Les membres d'une tribu assurent chacun les tâches que son sexe (homme ou femme) et son âge (adultes ou enfants) lui attribuent mais chacun, dans sa catégorie fait la même chose que la tribu voisine. Par exemple tous les hommes adultes mettent en culture les parcelles qu'ils défrichent, construisent leur habitation, leurs outils, leurs armes, creusent des puits, luttent contre les bêtes sauvages ou se battent contre les envahisseurs, etc. La tribu défend un territoire et accompli des tâches pour sa survie mais n'est pas organisée autour d'une logistique qui facilite les spécialisations. Or c'est ce type d'organisation qui libère les individus qui enrichissent alors leurs connaissances par la découverte et l'apprentissage de nouvelles techniques indispensables à une meilleure efficacité collective. Puisque les conflits sont une question de vie ou de mort, la tribu qui libère les hommes des tâches communes afin qu'ils se consacrent uniquement au combat devient vite dominante et conquérante. La tribu qui répartit ainsi les tâches entre ses sujets et organise des liens entre eux tout en facilitant la liberté individuelle autour d'un projet porté par des valeurs communes, devient une communauté collectivement efficace et enviée donc, prospère et puissante. Notez, que beaucoup de nations totalitaires, en négligeant la liberté individuelle et donc la famille, ne font pas rêver !
Ce que je vais suggérer ici choquera sans doute le religieux que vous ne devriez pas être mais je vais le dire quand même : quel que soit le territoire d'influence considéré et malgré des bribes de coopération, les églises locales actuelles ne sont encore qu'une mosaïque de tribus et donc l'Église n'est pas encore une nation. Voilà, ce n'était pas facile à dire mais c'est fait. De quoi se compose alors le paysage chrétien ? D'une multitude de dénominations dont les plus anciennes ont essaimé çà et là sous la forme d'églises locales, toutes étant passionnément animées des meilleures intensions pour faire la volonté de Dieu et ce, dans le respect d'une accumulation de dogmes que chacune d'entre elles cultivent comme autant d'ordonnances divines à accomplir scrupuleusement. Aucun problème pour moi si, comme 99% des chrétiens vous êtes satisfait de cette situation qui vous permet de participer à la vie interne de votre assemblée ou d'accomplir les bonnes œuvres que Dieu a préparé d'avance pour vous. Vraiment pas de problème, continuez à le faire, soutenez votre pasteur si vous en avez un et soyez fidèles. Votre engagement ne peut être que bénéfique à votre propre équilibre et à celui de vos proches ; donc tout est parfait ! Mais, vous vous doutez bien qu'il y a un "mais" quelque part sinon à quoi bon ce discours ? Je ne viens donc pas vous parler de ce que les tribus font pour rester à tout prix des tribus mais de ce que les tribus ne font pas pour favoriser cette nation parmi les nations.

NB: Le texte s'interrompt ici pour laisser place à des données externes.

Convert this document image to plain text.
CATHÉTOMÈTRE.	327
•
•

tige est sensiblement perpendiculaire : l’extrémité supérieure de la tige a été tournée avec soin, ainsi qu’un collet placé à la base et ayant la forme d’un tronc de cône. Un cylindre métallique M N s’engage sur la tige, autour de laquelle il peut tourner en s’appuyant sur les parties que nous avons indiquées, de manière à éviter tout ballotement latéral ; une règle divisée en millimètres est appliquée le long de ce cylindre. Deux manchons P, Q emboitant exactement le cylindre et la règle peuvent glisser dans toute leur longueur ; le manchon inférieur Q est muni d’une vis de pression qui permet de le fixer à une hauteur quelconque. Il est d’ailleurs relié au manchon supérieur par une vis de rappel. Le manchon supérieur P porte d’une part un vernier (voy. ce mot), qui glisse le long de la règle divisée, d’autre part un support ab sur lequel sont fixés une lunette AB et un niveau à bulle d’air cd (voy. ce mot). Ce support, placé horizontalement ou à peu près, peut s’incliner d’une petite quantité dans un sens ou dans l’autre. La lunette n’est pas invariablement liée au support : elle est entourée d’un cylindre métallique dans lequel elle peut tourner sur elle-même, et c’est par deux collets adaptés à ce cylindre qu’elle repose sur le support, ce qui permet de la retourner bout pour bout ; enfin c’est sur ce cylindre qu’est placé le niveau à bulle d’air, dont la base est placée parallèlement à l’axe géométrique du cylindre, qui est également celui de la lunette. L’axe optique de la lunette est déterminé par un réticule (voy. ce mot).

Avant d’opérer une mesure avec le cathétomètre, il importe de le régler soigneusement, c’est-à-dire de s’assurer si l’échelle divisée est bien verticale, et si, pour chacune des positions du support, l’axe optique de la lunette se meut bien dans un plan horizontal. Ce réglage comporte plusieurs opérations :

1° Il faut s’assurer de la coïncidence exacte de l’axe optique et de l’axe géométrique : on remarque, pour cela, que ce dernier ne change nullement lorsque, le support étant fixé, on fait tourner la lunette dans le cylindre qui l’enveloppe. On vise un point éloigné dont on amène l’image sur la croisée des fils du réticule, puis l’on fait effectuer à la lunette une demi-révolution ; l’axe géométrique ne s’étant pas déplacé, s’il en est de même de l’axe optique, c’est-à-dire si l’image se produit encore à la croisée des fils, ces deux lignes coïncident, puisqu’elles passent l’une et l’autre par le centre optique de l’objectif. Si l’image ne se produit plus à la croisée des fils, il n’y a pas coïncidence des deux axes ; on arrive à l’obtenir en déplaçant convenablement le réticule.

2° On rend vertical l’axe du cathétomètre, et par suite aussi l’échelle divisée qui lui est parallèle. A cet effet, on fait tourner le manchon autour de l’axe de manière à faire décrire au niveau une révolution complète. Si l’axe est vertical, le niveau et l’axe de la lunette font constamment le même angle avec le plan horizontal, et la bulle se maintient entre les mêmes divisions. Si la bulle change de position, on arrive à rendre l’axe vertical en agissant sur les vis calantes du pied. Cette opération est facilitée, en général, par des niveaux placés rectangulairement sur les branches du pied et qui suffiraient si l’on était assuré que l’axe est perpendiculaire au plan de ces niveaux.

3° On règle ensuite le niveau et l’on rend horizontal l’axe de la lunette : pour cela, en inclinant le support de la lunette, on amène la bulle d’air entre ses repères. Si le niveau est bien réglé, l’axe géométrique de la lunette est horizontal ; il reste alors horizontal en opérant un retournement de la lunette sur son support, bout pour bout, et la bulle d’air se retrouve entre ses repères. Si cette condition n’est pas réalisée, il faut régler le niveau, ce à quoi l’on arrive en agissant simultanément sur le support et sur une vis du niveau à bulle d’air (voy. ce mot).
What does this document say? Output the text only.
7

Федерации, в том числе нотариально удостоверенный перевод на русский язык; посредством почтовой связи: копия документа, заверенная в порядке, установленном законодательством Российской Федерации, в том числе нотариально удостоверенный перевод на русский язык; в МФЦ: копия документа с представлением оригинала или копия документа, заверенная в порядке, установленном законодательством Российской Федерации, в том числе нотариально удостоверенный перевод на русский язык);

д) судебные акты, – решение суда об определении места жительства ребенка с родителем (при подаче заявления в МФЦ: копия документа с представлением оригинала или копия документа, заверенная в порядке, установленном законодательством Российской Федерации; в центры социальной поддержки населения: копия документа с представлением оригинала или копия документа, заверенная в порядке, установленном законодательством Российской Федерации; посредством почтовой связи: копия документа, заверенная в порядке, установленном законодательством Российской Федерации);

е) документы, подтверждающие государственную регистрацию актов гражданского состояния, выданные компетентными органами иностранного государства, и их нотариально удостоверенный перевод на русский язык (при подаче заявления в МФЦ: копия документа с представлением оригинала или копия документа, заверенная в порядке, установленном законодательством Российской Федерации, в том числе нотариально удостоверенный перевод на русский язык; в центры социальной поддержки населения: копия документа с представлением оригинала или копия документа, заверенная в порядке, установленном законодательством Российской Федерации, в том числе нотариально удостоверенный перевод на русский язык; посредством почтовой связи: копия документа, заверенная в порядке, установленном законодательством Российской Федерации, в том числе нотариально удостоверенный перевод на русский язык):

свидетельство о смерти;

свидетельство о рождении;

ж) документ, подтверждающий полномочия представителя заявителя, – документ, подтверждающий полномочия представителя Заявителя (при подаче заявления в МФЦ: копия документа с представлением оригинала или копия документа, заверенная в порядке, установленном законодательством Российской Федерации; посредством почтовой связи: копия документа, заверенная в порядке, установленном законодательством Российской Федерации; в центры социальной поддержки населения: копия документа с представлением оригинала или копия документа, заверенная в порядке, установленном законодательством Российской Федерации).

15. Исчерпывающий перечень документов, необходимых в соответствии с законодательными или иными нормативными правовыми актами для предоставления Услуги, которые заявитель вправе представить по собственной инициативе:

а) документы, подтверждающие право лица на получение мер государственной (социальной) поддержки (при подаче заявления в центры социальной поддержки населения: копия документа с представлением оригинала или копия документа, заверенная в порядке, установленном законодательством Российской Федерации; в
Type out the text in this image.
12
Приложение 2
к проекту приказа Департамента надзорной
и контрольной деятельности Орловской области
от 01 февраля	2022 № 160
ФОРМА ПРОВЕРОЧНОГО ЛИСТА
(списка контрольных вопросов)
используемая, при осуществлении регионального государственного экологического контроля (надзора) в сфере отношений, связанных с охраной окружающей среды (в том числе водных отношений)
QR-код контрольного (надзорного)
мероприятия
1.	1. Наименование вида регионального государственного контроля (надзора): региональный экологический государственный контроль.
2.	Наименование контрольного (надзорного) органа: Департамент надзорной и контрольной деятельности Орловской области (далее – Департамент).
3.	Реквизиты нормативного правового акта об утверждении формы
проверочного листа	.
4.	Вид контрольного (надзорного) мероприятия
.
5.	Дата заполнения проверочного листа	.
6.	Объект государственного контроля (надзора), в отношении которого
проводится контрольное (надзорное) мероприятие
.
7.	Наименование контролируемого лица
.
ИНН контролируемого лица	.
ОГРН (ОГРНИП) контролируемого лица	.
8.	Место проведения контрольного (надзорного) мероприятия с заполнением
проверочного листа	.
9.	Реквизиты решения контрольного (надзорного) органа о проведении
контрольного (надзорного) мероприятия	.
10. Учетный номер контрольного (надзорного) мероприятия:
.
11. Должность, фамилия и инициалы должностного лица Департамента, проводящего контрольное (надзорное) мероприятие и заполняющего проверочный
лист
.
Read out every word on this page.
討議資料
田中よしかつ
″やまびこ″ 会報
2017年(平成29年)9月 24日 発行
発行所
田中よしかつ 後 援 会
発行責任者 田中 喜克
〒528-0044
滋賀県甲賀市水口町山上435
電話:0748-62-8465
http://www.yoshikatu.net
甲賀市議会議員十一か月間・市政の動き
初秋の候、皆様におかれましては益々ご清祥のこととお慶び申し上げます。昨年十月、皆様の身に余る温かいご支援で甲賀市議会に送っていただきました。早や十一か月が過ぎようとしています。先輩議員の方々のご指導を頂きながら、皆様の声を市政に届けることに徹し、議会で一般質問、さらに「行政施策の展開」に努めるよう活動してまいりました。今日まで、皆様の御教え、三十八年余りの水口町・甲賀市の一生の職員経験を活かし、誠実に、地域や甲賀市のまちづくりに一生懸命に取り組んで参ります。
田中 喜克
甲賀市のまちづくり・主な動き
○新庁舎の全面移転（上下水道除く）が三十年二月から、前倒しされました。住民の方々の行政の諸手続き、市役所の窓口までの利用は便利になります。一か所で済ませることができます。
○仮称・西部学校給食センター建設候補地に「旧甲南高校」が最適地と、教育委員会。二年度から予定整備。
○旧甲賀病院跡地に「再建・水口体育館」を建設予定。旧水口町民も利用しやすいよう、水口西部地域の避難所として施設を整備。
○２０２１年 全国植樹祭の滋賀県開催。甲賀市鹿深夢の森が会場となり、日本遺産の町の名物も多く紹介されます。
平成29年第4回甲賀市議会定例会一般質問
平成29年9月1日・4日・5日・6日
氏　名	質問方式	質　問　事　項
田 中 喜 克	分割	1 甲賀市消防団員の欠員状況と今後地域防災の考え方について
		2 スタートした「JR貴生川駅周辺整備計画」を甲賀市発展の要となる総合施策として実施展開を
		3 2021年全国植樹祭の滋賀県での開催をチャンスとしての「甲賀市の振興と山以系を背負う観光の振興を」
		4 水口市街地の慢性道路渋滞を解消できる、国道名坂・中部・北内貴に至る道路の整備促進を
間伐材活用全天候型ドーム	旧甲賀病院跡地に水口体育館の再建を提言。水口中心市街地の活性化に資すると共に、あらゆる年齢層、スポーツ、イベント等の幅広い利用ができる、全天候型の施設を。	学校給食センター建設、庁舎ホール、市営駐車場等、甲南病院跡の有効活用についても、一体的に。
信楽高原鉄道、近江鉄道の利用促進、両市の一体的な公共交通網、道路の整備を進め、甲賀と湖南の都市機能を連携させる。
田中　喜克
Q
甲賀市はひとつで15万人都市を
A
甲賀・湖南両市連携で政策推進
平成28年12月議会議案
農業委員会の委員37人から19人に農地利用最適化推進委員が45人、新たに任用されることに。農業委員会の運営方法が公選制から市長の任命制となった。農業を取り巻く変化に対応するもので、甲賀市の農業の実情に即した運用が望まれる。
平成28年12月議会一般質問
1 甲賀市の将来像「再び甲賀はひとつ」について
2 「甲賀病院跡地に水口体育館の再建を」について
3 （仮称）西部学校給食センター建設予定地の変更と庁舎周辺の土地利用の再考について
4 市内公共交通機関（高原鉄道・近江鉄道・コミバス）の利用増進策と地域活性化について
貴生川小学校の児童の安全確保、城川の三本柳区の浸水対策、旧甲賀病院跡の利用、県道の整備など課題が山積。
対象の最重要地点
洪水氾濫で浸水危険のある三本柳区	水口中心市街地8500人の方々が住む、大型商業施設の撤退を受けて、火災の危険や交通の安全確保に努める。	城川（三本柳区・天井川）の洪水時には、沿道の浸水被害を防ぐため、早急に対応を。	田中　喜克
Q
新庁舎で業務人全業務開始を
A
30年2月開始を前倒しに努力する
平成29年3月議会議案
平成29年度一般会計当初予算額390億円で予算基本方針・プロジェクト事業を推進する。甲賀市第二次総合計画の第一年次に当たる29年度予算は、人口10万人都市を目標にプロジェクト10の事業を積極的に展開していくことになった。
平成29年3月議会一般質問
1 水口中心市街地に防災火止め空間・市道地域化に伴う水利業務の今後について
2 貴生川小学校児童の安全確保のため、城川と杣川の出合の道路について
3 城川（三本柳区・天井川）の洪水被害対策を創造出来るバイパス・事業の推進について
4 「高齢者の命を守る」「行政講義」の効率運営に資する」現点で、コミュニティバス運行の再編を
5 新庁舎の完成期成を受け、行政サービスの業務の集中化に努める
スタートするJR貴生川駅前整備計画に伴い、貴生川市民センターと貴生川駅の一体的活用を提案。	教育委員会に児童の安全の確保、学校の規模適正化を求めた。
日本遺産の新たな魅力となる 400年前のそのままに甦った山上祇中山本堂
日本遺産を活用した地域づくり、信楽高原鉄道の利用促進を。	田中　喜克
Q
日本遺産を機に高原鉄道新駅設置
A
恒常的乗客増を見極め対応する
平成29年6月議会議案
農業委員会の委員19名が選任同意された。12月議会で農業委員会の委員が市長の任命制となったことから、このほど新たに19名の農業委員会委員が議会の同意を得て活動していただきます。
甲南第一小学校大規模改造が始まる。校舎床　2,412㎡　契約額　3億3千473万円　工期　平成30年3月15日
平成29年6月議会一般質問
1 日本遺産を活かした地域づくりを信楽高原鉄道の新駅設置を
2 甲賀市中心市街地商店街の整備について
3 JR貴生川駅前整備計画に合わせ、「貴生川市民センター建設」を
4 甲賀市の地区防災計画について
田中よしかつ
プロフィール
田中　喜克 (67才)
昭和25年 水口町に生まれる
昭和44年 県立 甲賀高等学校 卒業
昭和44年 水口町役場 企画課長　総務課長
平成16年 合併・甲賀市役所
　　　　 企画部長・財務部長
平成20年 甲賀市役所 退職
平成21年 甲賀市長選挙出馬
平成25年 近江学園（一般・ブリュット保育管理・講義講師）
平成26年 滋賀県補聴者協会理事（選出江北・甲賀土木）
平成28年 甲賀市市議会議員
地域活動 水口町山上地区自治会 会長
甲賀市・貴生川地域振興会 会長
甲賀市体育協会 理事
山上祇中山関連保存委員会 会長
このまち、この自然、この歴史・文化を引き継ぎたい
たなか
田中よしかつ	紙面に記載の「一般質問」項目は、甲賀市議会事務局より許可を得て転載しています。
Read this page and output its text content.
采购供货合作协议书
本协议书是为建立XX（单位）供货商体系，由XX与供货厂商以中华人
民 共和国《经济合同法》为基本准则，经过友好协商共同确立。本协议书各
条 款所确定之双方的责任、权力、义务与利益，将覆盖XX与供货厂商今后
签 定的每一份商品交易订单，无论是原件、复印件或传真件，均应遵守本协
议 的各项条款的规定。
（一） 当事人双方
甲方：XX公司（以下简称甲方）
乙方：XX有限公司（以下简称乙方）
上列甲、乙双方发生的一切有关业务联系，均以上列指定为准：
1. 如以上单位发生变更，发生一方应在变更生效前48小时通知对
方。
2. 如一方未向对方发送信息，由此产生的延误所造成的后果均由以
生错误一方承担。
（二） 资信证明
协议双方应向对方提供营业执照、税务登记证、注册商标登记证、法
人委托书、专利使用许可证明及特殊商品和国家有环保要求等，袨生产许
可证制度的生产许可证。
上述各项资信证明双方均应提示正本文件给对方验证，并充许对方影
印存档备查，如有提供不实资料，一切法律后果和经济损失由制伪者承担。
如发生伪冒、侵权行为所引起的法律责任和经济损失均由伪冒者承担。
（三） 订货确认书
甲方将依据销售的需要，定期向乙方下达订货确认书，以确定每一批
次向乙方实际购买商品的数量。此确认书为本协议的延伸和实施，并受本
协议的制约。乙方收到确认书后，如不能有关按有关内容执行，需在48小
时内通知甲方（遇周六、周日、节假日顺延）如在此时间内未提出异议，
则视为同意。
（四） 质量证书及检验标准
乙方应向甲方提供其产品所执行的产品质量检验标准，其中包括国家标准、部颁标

2. D'une structure à une organisation
Structure et organisation sont deux mots si indissociables dans la sémantique actuelle qu'il est très difficile de les distinguer tant le langage courant a pris l'habitude de substituer l'un à l'autre sans vraiment exprimer de nuances. A décharge, il faut bien admettre que les définitions modernes ne font pas beaucoup de différences. Tentons d'y voir plus clair en remontant à l'origine des mots et au moins vous découvrirez les concepts que cette étude affecte à chacun d'eux afin de proposer une vision communautaire différente de celle du passé dans le seul but de créer une nation chrétienne telle que la présente la Bible.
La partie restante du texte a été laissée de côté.